I don't think you would have a competition between a surface heating and a soil cooling effect beneath a dark coloured tephra - as you point out from our quote, darker tephras (common to low-Si eruptions) absorb more light and induce warming, this warming should also be transmitted into the underlying soil.

In terms of whether it is the heating of the soil or direct 'burning' of the plants by contact with darker coloured tephra which is most damaging, I'd anticipate that the two are relevant on different timescales. Newly rooting vegetation might still make it through the tephra deposit irrespective of soil temperature, but not if it is burned at the immediate surface at a vulnerable moment in its development. I'd also point out, I'm not sure if we mentioned it in the paper or not, that sharp-edged tephra abrades plants as they root through - this was observed at Mt St Helens, so is not specific to ash colouring. All in all, I think if you're talking specifically about rooting through the deposit, I can imagine that it's very much these sorts of things that are the most problematic. However, if it penetrates the deposit and survives, the plant might then be growing in a warmer soil might experience different water use requirements, stresses, and I'm speculating here, but perhaps even different pathogens and disease, than it would have done in the pre-eruptive environment. This may result in more long term changes, but I'm not really sure what those would be. We'd need a plant biologist to say what the response to a long-term stress would be on an affected ecosystem.

Is that any help?

[Ziggy Stardust]

That's an interesting find, it's a shame we didn't find that during writing as it's definitely worth mentioning.

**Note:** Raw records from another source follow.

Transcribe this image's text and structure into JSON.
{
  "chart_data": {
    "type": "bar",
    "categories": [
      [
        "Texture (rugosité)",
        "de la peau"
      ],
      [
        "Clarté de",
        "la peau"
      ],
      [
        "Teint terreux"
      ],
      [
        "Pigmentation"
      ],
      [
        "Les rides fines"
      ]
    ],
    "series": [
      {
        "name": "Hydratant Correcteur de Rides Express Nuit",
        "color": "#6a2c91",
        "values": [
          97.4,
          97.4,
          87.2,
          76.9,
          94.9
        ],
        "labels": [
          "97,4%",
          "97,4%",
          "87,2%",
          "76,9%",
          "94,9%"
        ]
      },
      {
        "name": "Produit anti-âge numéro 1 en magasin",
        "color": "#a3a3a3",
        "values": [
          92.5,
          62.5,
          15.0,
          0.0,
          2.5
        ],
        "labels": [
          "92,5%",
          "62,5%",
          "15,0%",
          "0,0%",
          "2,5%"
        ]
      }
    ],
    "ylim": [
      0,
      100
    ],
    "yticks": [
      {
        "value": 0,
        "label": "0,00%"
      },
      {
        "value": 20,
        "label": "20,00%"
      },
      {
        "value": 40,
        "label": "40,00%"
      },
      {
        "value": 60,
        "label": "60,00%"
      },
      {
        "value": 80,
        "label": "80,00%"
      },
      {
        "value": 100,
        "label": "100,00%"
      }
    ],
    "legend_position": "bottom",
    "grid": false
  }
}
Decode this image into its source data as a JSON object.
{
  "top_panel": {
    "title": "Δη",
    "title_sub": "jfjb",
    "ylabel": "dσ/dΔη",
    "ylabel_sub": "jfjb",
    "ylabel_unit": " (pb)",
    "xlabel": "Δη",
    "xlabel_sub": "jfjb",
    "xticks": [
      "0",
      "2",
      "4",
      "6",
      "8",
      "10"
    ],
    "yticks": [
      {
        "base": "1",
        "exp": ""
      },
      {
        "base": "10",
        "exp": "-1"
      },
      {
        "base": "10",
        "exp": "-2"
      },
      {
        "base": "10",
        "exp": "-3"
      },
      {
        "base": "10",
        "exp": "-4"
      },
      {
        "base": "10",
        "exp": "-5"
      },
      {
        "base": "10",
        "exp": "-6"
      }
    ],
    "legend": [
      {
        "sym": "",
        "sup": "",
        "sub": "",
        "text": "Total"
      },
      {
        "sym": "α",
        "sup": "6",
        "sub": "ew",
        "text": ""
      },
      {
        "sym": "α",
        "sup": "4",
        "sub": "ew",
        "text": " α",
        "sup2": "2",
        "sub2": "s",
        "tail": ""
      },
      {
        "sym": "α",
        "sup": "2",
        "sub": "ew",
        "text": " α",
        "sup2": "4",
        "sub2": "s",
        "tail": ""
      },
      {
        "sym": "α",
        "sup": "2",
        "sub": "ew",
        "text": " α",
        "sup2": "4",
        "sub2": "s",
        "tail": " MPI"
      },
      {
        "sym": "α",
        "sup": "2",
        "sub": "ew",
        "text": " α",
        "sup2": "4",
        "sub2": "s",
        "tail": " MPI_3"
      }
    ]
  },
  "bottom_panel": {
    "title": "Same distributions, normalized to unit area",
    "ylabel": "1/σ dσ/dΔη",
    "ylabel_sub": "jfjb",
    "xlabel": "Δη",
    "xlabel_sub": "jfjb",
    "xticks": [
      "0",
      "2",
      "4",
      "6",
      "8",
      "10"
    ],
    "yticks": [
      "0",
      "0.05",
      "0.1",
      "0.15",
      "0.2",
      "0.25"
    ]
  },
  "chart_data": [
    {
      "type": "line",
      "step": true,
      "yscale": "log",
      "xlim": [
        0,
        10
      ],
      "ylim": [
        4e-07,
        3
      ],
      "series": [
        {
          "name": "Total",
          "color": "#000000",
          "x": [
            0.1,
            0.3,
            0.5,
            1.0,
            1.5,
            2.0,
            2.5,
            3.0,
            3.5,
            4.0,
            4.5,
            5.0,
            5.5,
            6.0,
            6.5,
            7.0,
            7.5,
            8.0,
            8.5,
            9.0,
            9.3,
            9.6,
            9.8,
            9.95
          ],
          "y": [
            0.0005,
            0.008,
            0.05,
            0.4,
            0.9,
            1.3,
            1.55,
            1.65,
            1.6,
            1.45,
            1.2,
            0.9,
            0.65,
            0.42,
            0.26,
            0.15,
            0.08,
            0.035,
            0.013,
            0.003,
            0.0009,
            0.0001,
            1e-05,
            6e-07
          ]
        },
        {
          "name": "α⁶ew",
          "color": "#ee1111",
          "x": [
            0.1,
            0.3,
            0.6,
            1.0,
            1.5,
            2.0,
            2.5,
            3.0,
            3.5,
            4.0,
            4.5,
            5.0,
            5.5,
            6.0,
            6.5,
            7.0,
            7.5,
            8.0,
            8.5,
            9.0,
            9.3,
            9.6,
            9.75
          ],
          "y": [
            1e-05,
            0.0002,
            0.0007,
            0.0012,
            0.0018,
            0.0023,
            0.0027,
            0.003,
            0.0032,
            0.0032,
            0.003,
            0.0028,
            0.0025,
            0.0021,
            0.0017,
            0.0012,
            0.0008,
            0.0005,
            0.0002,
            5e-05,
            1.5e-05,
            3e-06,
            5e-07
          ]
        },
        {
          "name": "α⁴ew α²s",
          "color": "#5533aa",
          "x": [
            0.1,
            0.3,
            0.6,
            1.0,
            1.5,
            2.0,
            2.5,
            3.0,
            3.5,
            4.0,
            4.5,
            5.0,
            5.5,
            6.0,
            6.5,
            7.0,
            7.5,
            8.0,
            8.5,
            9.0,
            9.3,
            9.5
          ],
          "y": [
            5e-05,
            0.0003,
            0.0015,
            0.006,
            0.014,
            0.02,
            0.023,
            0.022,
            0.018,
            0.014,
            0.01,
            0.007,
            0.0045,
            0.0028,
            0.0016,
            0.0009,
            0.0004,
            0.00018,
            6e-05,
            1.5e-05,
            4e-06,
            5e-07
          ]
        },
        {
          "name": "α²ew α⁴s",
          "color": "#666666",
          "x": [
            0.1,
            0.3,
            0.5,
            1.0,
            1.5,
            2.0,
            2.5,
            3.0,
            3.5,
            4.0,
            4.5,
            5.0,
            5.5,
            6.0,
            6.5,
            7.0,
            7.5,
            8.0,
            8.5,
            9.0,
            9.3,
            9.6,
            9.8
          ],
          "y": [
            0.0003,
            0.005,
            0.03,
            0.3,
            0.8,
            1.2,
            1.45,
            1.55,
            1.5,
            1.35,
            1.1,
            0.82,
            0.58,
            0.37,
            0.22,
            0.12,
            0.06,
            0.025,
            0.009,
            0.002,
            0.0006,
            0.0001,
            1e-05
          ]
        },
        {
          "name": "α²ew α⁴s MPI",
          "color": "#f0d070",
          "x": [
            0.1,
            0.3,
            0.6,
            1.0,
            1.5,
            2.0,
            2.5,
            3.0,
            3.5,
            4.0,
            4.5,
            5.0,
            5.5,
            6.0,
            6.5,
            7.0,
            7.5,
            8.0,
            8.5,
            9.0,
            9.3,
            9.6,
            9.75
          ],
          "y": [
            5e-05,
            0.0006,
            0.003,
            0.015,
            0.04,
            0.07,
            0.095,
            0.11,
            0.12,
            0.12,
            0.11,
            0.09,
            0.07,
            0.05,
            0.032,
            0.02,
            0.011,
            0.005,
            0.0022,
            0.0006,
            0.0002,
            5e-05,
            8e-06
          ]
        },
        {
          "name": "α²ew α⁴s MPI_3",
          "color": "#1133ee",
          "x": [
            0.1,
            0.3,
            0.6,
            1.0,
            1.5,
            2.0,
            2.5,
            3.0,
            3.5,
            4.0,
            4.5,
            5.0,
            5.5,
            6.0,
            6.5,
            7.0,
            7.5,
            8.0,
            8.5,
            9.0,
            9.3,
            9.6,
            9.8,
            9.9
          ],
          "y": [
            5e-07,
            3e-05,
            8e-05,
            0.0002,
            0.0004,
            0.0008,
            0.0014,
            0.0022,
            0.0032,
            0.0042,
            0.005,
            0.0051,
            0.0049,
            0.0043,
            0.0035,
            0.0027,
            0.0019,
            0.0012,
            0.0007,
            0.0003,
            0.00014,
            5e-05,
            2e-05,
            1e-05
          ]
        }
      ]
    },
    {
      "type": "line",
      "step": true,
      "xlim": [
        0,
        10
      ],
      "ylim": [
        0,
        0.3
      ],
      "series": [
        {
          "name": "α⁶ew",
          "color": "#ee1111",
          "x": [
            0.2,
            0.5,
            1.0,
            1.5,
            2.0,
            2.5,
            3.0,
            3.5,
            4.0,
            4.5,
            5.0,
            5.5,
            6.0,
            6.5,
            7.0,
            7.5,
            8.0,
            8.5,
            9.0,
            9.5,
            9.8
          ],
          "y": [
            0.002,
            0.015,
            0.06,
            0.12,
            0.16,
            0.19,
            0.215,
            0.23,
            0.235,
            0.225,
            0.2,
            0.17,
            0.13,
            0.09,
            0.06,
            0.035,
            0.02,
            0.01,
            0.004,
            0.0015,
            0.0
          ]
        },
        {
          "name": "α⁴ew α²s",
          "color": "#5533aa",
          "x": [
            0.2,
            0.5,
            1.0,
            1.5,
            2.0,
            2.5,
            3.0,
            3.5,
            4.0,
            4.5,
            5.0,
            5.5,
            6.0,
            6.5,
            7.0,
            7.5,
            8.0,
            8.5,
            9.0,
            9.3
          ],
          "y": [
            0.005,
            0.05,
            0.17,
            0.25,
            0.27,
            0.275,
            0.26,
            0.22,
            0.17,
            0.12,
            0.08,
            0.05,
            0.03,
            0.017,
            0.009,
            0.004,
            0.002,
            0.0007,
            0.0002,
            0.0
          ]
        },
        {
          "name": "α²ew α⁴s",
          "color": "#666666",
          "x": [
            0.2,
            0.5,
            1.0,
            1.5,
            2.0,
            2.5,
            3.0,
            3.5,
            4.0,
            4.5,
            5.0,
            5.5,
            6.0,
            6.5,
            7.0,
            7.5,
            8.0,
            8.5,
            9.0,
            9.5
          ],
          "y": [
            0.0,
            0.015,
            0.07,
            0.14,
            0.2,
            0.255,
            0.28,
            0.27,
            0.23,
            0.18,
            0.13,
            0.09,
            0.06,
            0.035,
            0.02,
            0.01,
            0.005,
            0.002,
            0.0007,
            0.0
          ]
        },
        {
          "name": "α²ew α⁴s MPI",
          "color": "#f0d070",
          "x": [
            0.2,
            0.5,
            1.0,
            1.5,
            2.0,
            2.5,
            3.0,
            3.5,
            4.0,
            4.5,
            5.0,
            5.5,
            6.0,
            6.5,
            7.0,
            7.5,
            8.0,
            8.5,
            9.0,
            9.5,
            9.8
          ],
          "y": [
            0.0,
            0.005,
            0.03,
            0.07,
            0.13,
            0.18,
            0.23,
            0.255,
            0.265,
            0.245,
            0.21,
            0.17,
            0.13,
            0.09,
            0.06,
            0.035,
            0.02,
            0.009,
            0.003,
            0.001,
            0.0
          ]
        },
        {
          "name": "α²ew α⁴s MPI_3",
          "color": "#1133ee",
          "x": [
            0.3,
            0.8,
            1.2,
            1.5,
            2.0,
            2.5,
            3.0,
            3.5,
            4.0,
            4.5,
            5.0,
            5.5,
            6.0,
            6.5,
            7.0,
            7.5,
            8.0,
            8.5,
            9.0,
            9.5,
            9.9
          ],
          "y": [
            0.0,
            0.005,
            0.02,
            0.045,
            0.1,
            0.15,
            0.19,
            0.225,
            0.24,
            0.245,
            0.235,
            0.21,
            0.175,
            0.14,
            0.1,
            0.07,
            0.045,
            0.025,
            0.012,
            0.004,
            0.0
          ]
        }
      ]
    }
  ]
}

Heh, I know the feeling. Almost every time I have to write a paper or prepare a poster I find great information/sources in the days after it is already too late.

I'm not too sure I can answer your question to the extent that you would like. There haven't been that many studies which really set out to resolve the contributing effects of different variables, and it's a bit of a lame excuse but the paper was not so much about ecosystem recovery but more on the immediate impacts, so we weren't always looking in detail at longer term recovery issues.

Fair enough. Especially since it is a review paper. I was mostly curious if you had any "educated guesses," so to speak, or anecdotal evidence from your work that would lead you to have a theory one way or the other, even if it isn't solid/empirical enough for publication.

I don't think you would have a competition between a surface heating and a soil cooling effect beneath a dark coloured tephra - as you point out from our quote, darker tephras (common to low-Si eruptions) absorb more light and induce warming, this warming should also be transmitted into the underlying soil.

I guess here is where the depth of the tephra layering would come in. Theoretically, there is some depth at which the surface heating would only transfer negligible heat to the substrate, though I don't know what that thickness might be, or whether that thickness occurs commonly enough in natural conditions for it to even worry about.

All in all, I think if you're talking specifically about rooting through the deposit, I can imagine that it's very much these sorts of things that are the most problematic. However, if it penetrates the deposit and survives, the plant might then be growing in a warmer soil might experience different water use requirements, stresses, and I'm speculating here, but perhaps even different pathogens and disease, than it would have done in the pre-eruptive environment. This may result in more long term changes, but I'm not really sure what those would be. We'd need a plant biologist to say what the response to a long-term stress would be on an affected ecosystem.

Is that any help?

Yes, quite a bit. This field is nowhere near my areas of expertise, but I find it interesting nonetheless.